PASOK leader Evangelos Venizelos has linked government stability with the performance of the center-left Olive Tree alliance at the May 25 European Parliament elections. The PASOK president is as uncontainable as he is voluminous, an egotist with a tendency to succumb to the biggest errors of politics, and this statement of his was quite justly interpreted as an expression of defeatism.
However, Venizelos is also a victim of the heightened tones of rhetoric that inevitably arise during election periods. The head-on clash between Prime Minister Antonis Samaras and SYRIZA leader Alexis Tsipras, has transformed this election process – usually of little direct importance – into a vote of confidence, and the result is that Venizelos is being crushed into annihilation.
Effectively,Venizelos is dealing with an in-party uprising. His predecessor, George Papandreou, that lone runner of great political distances, has been ignoring him quite systematically, while others within PASOK’s ranks are either directly or tacitly calling for a change in leadership, even as soon as right after the elections. PASOK under Venizelos’s stewardship is crumbling. Its fans can mourn its passing.

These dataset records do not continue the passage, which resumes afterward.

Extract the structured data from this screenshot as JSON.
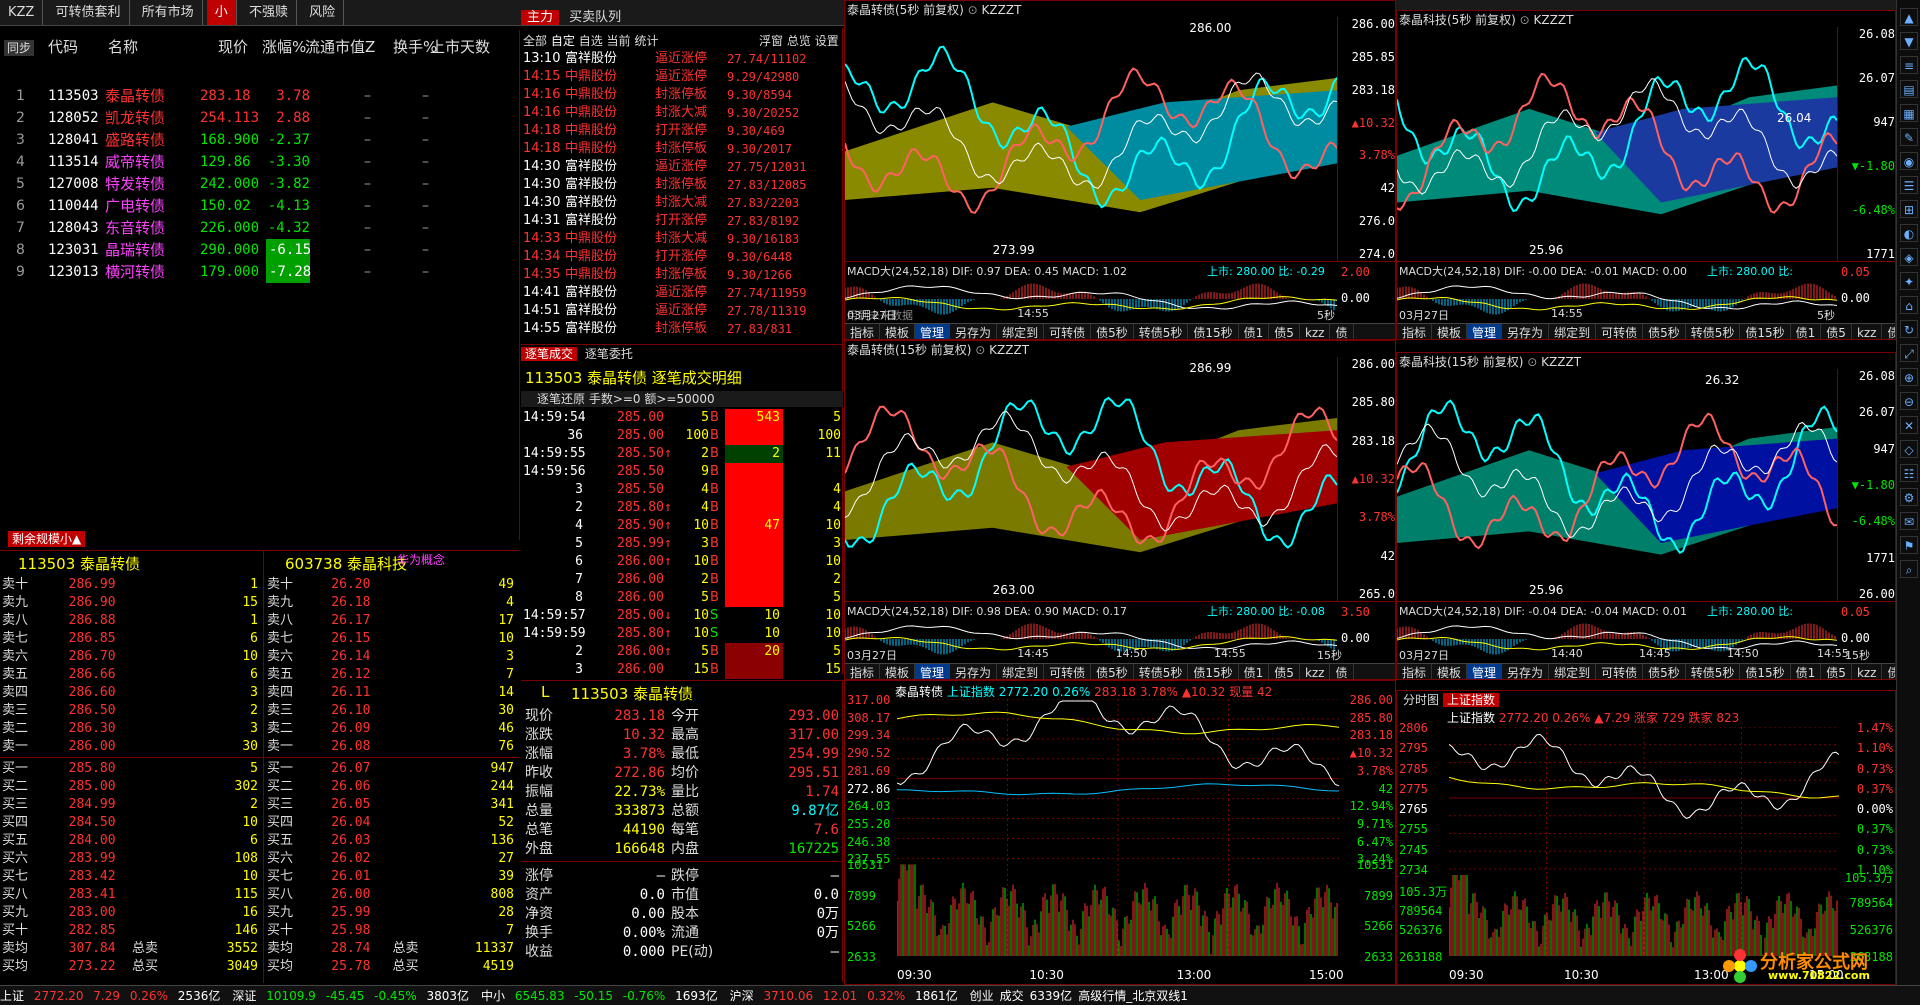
{
  "app": {
    "top_tabs": [
      "KZZ",
      "可转债套利",
      "所有市场",
      "小",
      "不强赎",
      "风险"
    ],
    "far_tabs": [
      "主力",
      "买卖队列"
    ],
    "right_tabs": [
      "分析图",
      "上证指数"
    ]
  },
  "quote_list": {
    "side_btn": "同步",
    "headers": [
      "代码",
      "名称",
      "现价",
      "涨幅%",
      "流通市值Z",
      "换手%",
      "上市天数"
    ],
    "rows": [
      {
        "idx": "1",
        "code": "113503",
        "name": "泰晶转债",
        "price": "283.18",
        "chg": "3.78",
        "c1": "–",
        "c2": "–",
        "up": true
      },
      {
        "idx": "2",
        "code": "128052",
        "name": "凯龙转债",
        "price": "254.113",
        "chg": "2.88",
        "c1": "–",
        "c2": "–",
        "up": true
      },
      {
        "idx": "3",
        "code": "128041",
        "name": "盛路转债",
        "price": "168.900",
        "chg": "-2.37",
        "c1": "–",
        "c2": "–",
        "up": false
      },
      {
        "idx": "4",
        "code": "113514",
        "name": "威帝转债",
        "price": "129.86",
        "chg": "-3.30",
        "c1": "–",
        "c2": "–",
        "up": false
      },
      {
        "idx": "5",
        "code": "127008",
        "name": "特发转债",
        "price": "242.000",
        "chg": "-3.82",
        "c1": "–",
        "c2": "–",
        "up": false
      },
      {
        "idx": "6",
        "code": "110044",
        "name": "广电转债",
        "price": "150.02",
        "chg": "-4.13",
        "c1": "–",
        "c2": "–",
        "up": false
      },
      {
        "idx": "7",
        "code": "128043",
        "name": "东音转债",
        "price": "226.000",
        "chg": "-4.32",
        "c1": "–",
        "c2": "–",
        "up": false
      },
      {
        "idx": "8",
        "code": "123031",
        "name": "晶瑞转债",
        "price": "290.000",
        "chg": "-6.15",
        "c1": "–",
        "c2": "–",
        "up": false
      },
      {
        "idx": "9",
        "code": "123013",
        "name": "横河转债",
        "price": "179.000",
        "chg": "-7.28",
        "c1": "–",
        "c2": "–",
        "up": false
      }
    ]
  },
  "remaining": {
    "label": "剩余规模小▲"
  },
  "orderbook_left": {
    "title": "113503 泰晶转债",
    "sells": [
      [
        "卖十",
        "286.99",
        "1"
      ],
      [
        "卖九",
        "286.90",
        "15"
      ],
      [
        "卖八",
        "286.88",
        "1"
      ],
      [
        "卖七",
        "286.85",
        "6"
      ],
      [
        "卖六",
        "286.70",
        "10"
      ],
      [
        "卖五",
        "286.66",
        "6"
      ],
      [
        "卖四",
        "286.60",
        "3"
      ],
      [
        "卖三",
        "286.50",
        "2"
      ],
      [
        "卖二",
        "286.30",
        "3"
      ],
      [
        "卖一",
        "286.00",
        "30"
      ]
    ],
    "buys": [
      [
        "买一",
        "285.80",
        "5"
      ],
      [
        "买二",
        "285.00",
        "302"
      ],
      [
        "买三",
        "284.99",
        "2"
      ],
      [
        "买四",
        "284.50",
        "10"
      ],
      [
        "买五",
        "284.00",
        "6"
      ],
      [
        "买六",
        "283.99",
        "108"
      ],
      [
        "买七",
        "283.42",
        "10"
      ],
      [
        "买八",
        "283.41",
        "115"
      ],
      [
        "买九",
        "283.00",
        "16"
      ],
      [
        "买十",
        "282.85",
        "146"
      ]
    ],
    "avg_sell": [
      "卖均",
      "307.84",
      "总卖",
      "3552"
    ],
    "avg_buy": [
      "买均",
      "273.22",
      "总买",
      "3049"
    ]
  },
  "orderbook_right": {
    "title": "603738 泰晶科技",
    "tag": "华为概念",
    "sells": [
      [
        "卖十",
        "26.20",
        "49"
      ],
      [
        "卖九",
        "26.18",
        "4"
      ],
      [
        "卖八",
        "26.17",
        "17"
      ],
      [
        "卖七",
        "26.15",
        "10"
      ],
      [
        "卖六",
        "26.14",
        "3"
      ],
      [
        "卖五",
        "26.12",
        "7"
      ],
      [
        "卖四",
        "26.11",
        "14"
      ],
      [
        "卖三",
        "26.10",
        "30"
      ],
      [
        "卖二",
        "26.09",
        "46"
      ],
      [
        "卖一",
        "26.08",
        "76"
      ]
    ],
    "buys": [
      [
        "买一",
        "26.07",
        "947"
      ],
      [
        "买二",
        "26.06",
        "244"
      ],
      [
        "买三",
        "26.05",
        "341"
      ],
      [
        "买四",
        "26.04",
        "52"
      ],
      [
        "买五",
        "26.03",
        "136"
      ],
      [
        "买六",
        "26.02",
        "27"
      ],
      [
        "买七",
        "26.01",
        "39"
      ],
      [
        "买八",
        "26.00",
        "808"
      ],
      [
        "买九",
        "25.99",
        "28"
      ],
      [
        "买十",
        "25.98",
        "7"
      ]
    ],
    "avg_sell": [
      "卖均",
      "28.74",
      "总卖",
      "11337"
    ],
    "avg_buy": [
      "买均",
      "25.78",
      "总买",
      "4519"
    ]
  },
  "alerts": {
    "tabs": [
      "全部",
      "自定",
      "自选",
      "当前",
      "统计"
    ],
    "right_tabs": [
      "浮窗",
      "总览",
      "设置"
    ],
    "rows": [
      [
        "13:10",
        "富祥股份",
        "逼近涨停",
        "27.74/11102"
      ],
      [
        "14:15",
        "中鼎股份",
        "逼近涨停",
        "9.29/42980"
      ],
      [
        "14:16",
        "中鼎股份",
        "封涨停板",
        "9.30/8594"
      ],
      [
        "14:16",
        "中鼎股份",
        "封涨大减",
        "9.30/20252"
      ],
      [
        "14:18",
        "中鼎股份",
        "打开涨停",
        "9.30/469"
      ],
      [
        "14:18",
        "中鼎股份",
        "封涨停板",
        "9.30/2017"
      ],
      [
        "14:30",
        "富祥股份",
        "逼近涨停",
        "27.75/12031"
      ],
      [
        "14:30",
        "富祥股份",
        "封涨停板",
        "27.83/12085"
      ],
      [
        "14:30",
        "富祥股份",
        "封涨大减",
        "27.83/2203"
      ],
      [
        "14:31",
        "富祥股份",
        "打开涨停",
        "27.83/8192"
      ],
      [
        "14:33",
        "中鼎股份",
        "封涨大减",
        "9.30/16183"
      ],
      [
        "14:34",
        "中鼎股份",
        "打开涨停",
        "9.30/6448"
      ],
      [
        "14:35",
        "中鼎股份",
        "封涨停板",
        "9.30/1266"
      ],
      [
        "14:41",
        "富祥股份",
        "逼近涨停",
        "27.74/11959"
      ],
      [
        "14:51",
        "富祥股份",
        "逼近涨停",
        "27.78/11319"
      ],
      [
        "14:55",
        "富祥股份",
        "封涨停板",
        "27.83/831"
      ]
    ]
  },
  "ticks": {
    "tabs": [
      "逐笔成交",
      "逐笔委托"
    ],
    "title": "113503 泰晶转债 逐笔成交明细",
    "filter": "逐笔还原  手数>=0 额>=50000",
    "rows": [
      [
        "14:59:54",
        "285.00",
        "5",
        "B",
        "543",
        "5"
      ],
      [
        "36",
        "285.00",
        "100",
        "B",
        "",
        "100"
      ],
      [
        "14:59:55",
        "285.50↑",
        "2",
        "B",
        "2",
        "11"
      ],
      [
        "14:59:56",
        "285.50",
        "9",
        "B",
        "",
        ""
      ],
      [
        "3",
        "285.50",
        "4",
        "B",
        "",
        "4"
      ],
      [
        "2",
        "285.80↑",
        "4",
        "B",
        "",
        "4"
      ],
      [
        "4",
        "285.90↑",
        "10",
        "B",
        "47",
        "10"
      ],
      [
        "5",
        "285.99↑",
        "3",
        "B",
        "",
        "3"
      ],
      [
        "6",
        "286.00↑",
        "10",
        "B",
        "",
        "10"
      ],
      [
        "7",
        "286.00",
        "2",
        "B",
        "",
        "2"
      ],
      [
        "8",
        "286.00",
        "5",
        "B",
        "",
        "5"
      ],
      [
        "14:59:57",
        "285.00↓",
        "10",
        "S",
        "10",
        "10"
      ],
      [
        "14:59:59",
        "285.80↑",
        "10",
        "S",
        "10",
        "10"
      ],
      [
        "2",
        "286.00↑",
        "5",
        "B",
        "20",
        "5"
      ],
      [
        "3",
        "286.00",
        "15",
        "B",
        "",
        "15"
      ]
    ]
  },
  "detail": {
    "label": "L",
    "title": "113503 泰晶转债",
    "rows": [
      [
        "现价",
        "283.18",
        "今开",
        "293.00"
      ],
      [
        "涨跌",
        "10.32",
        "最高",
        "317.00"
      ],
      [
        "涨幅",
        "3.78%",
        "最低",
        "254.99"
      ],
      [
        "昨收",
        "272.86",
        "均价",
        "295.51"
      ],
      [
        "振幅",
        "22.73%",
        "量比",
        "1.74"
      ],
      [
        "总量",
        "333873",
        "总额",
        "9.87亿"
      ],
      [
        "总笔",
        "44190",
        "每笔",
        "7.6"
      ],
      [
        "外盘",
        "166648",
        "内盘",
        "167225"
      ]
    ],
    "rows2": [
      [
        "涨停",
        "–",
        "跌停",
        "–"
      ],
      [
        "资产",
        "0.0",
        "市值",
        "0.0"
      ],
      [
        "净资",
        "0.00",
        "股本",
        "0万"
      ],
      [
        "换手",
        "0.00%",
        "流通",
        "0万"
      ],
      [
        "收益",
        "0.000",
        "PE(动)",
        "–"
      ]
    ]
  },
  "charts": {
    "c1": {
      "title": "泰晶转债(5秒 前复权)",
      "sub": "KZZZT",
      "hi": "286.00",
      "lo": "273.99",
      "axis": [
        "286.00",
        "285.85",
        "283.18",
        "▲10.32",
        "3.78%",
        "42",
        "276.0",
        "274.0"
      ],
      "macd": "MACD大(24,52,18)  DIF: 0.97  DEA: 0.45  MACD: 1.02",
      "macd_r": "上市: 280.00  比: -0.29",
      "macd_axis": [
        "2.00",
        "0.00"
      ],
      "note": "用到未来数据",
      "date": "03月27日",
      "t2": "14:55",
      "t3": "5秒"
    },
    "c2": {
      "title": "泰晶科技(5秒 前复权)",
      "sub": "KZZZT",
      "hi": "",
      "lo": "25.96",
      "axis": [
        "26.08",
        "26.07",
        "947",
        "▼-1.80",
        "-6.48%",
        "1771"
      ],
      "mid": "26.04",
      "macd": "MACD大(24,52,18)  DIF: -0.00  DEA: -0.01  MACD: 0.00",
      "macd_r": "上市: 280.00  比:",
      "macd_axis": [
        "0.05",
        "0.00"
      ],
      "date": "03月27日",
      "t2": "14:55",
      "t3": "5秒"
    },
    "c3": {
      "title": "泰晶转债(15秒 前复权)",
      "sub": "KZZZT",
      "hi": "286.99",
      "lo": "263.00",
      "axis": [
        "286.00",
        "285.80",
        "283.18",
        "▲10.32",
        "3.78%",
        "42",
        "265.0"
      ],
      "macd": "MACD大(24,52,18)  DIF: 0.98  DEA: 0.90  MACD: 0.17",
      "macd_r": "上市: 280.00  比: -0.08",
      "macd_axis": [
        "3.50",
        "0.00"
      ],
      "date": "03月27日",
      "t2": "14:45",
      "t3": "14:50",
      "t4": "14:55",
      "t5": "15秒"
    },
    "c4": {
      "title": "泰晶科技(15秒 前复权)",
      "sub": "KZZZT",
      "hi": "26.32",
      "lo": "25.96",
      "axis": [
        "26.08",
        "26.07",
        "947",
        "▼-1.80",
        "-6.48%",
        "1771",
        "26.00"
      ],
      "macd": "MACD大(24,52,18)  DIF: -0.04  DEA: -0.04  MACD: 0.01",
      "macd_r": "上市: 280.00  比:",
      "macd_axis": [
        "0.05",
        "0.00"
      ],
      "date": "03月27日",
      "t2": "14:40",
      "t3": "14:45",
      "t4": "14:50",
      "t5": "14:55",
      "t6": "15秒"
    },
    "c5": {
      "title": "泰晶转债",
      "sub": "上证指数",
      "info": "2772.20 0.26%",
      "info2": "283.18 3.78% ▲10.32 现量 42",
      "left_axis": [
        "317.00",
        "308.17",
        "299.34",
        "290.52",
        "281.69",
        "272.86",
        "264.03",
        "255.20",
        "246.38",
        "237.55",
        "10531",
        "7899",
        "5266",
        "2633"
      ],
      "right_axis": [
        "286.00",
        "285.80",
        "283.18",
        "▲10.32",
        "3.78%",
        "42",
        "12.94%",
        "9.71%",
        "6.47%",
        "3.24%",
        "10531",
        "7899",
        "5266",
        "2633"
      ],
      "times": [
        "09:30",
        "10:30",
        "13:00",
        "15:00"
      ]
    },
    "c6": {
      "title": "上证指数",
      "info": "2772.20 0.26% ▲7.29 涨家 729 跌家 823",
      "tabs": [
        "分时图",
        "上证指数"
      ],
      "left_axis": [
        "2806",
        "2795",
        "2785",
        "2775",
        "2765",
        "2755",
        "2745",
        "2734",
        "105.3万",
        "789564",
        "526376",
        "263188"
      ],
      "right_axis": [
        "1.47%",
        "1.10%",
        "0.73%",
        "0.37%",
        "0.00%",
        "0.37%",
        "0.73%",
        "1.10%",
        "105.3万",
        "789564",
        "526376",
        "263188"
      ],
      "times": [
        "09:30",
        "10:30",
        "13:00",
        "15:00"
      ]
    }
  },
  "chart_toolbar": [
    "指标",
    "模板",
    "管理",
    "另存为",
    "绑定到",
    "可转债",
    "债5秒",
    "转债5秒",
    "债15秒",
    "债1",
    "债5",
    "kzz",
    "债"
  ],
  "status": {
    "items": [
      [
        "上证",
        "2772.20",
        "7.29",
        "0.26%",
        "2536亿"
      ],
      [
        "深证",
        "10109.9",
        "-45.45",
        "-0.45%",
        "3803亿"
      ],
      [
        "中小",
        "6545.83",
        "-50.15",
        "-0.76%",
        "1693亿"
      ],
      [
        "沪深",
        "3710.06",
        "12.01",
        "0.32%",
        "1861亿"
      ]
    ],
    "extra": [
      "创业",
      "成交",
      "6339亿",
      "高级行情_北京双线1"
    ]
  },
  "watermark": {
    "line1": "分析家公式网",
    "line2": "www.70822.com"
  },
  "colors": {
    "up": "#ff3232",
    "down": "#00e600",
    "accent": "#c00000",
    "cyan": "#00ffff"
  }
}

On his part, Samaras is acting under the stress of competition with Tsipras. But his problems are not limited to SYRIZA, as Golden Dawn seems to be making something of a comeback despite the general political outcry and the criminal case being built against the party. If this trend is confirmed in the polls it will create huge problems that will no longer be limited to the government’s survival but will function toward undermining the political system in its entirety.

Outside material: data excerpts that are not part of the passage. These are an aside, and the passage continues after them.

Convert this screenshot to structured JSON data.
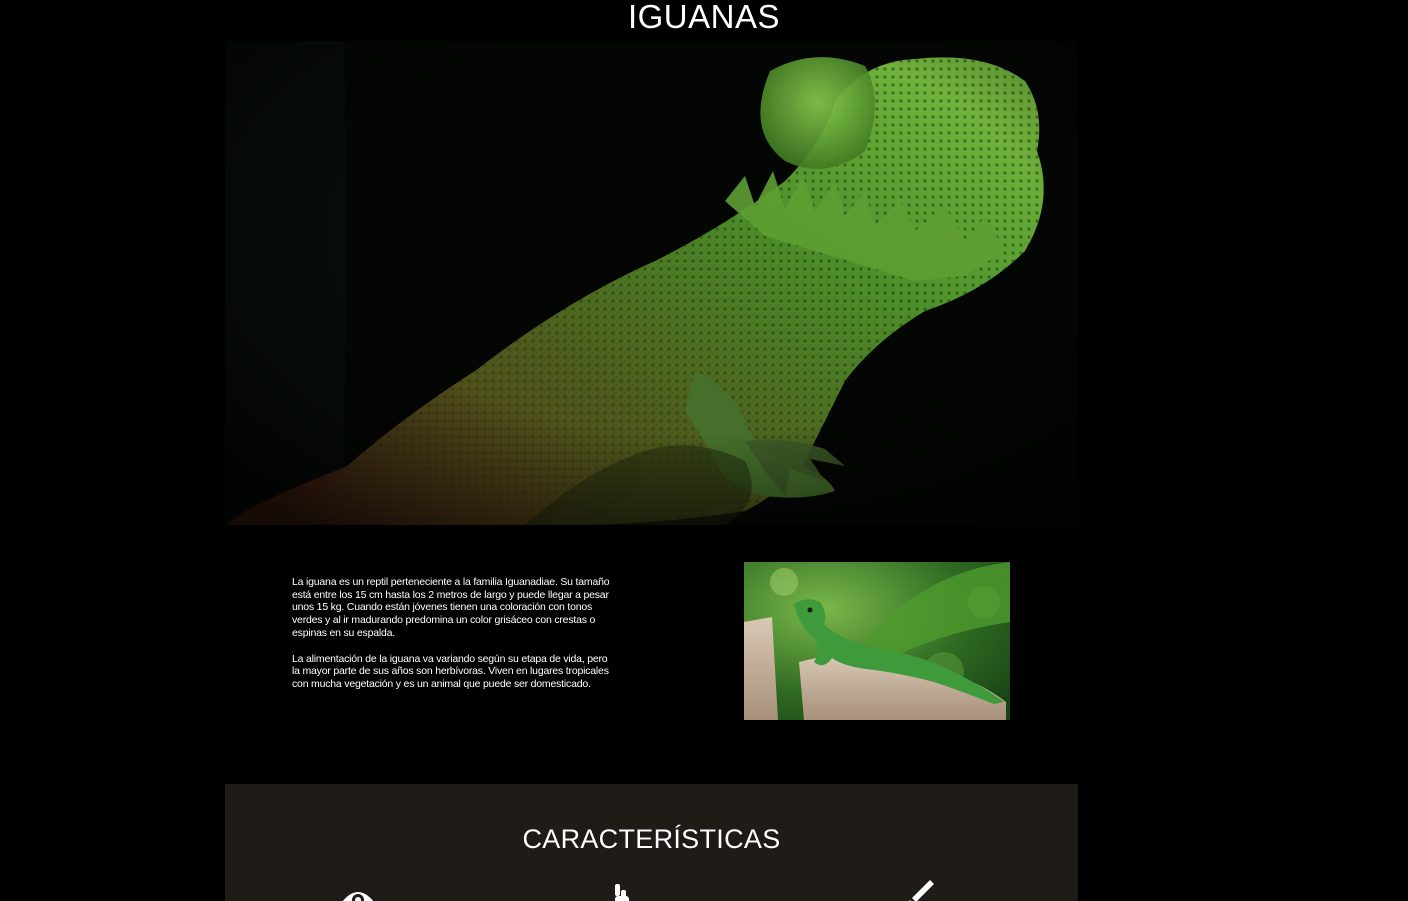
{
  "header": {
    "title": "IGUANAS"
  },
  "intro": {
    "paragraph_1": "La iguana es un reptil perteneciente a la familia Iguanadiae. Su tamaño está entre los 15 cm hasta los 2 metros de largo y puede llegar a pesar unos 15 kg. Cuando están jóvenes tienen una coloración con tonos verdes y al ir madurando predomina un color grisáceo con crestas o espinas en su espalda.",
    "paragraph_2": "La alimentación de la iguana va variando según su etapa de vida, pero la mayor parte de sus años son herbívoras. Viven en lugares tropicales con mucha vegetación y es un animal que puede ser domesticado."
  },
  "features": {
    "heading": "CARACTERÍSTICAS",
    "icons": [
      "eye-icon",
      "hand-icon",
      "brush-icon"
    ]
  },
  "colors": {
    "background": "#000000",
    "features_background": "#1f1b17",
    "text": "#ffffff",
    "iguana_green": "#5fae3a"
  }
}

The biggest difference between the Greek leader and his European counterparts is that he is trying to link his own survival to that of the nation and the country. What this results in is rabid confrontations with his opponents, which lead to further disunity within society and an atmosphere of polarization.
In other European countries, mainstream political parties are mostly interested in preserving the political system. Sure, they have their ideological differences, but these are mostly seen as different views on how to best maintain and better a system which no one really questions.
Despite claims to the contrary, Greece does not really belong to the West. Politicians have a kaleidoscopic view of European reality. Tsipras dreams of a European revolution whose overall objectives remain vague. But this distorted perception is damaging the country.
For 34 years, Greece’s political, economic and academic establishment failed to realize the true meaning of the country’s accession to the European system. Some people created and have sought to perpetuate a virtual reality. The result has been a distortion of the political system to an extent never before seen in any of the countries of the European south.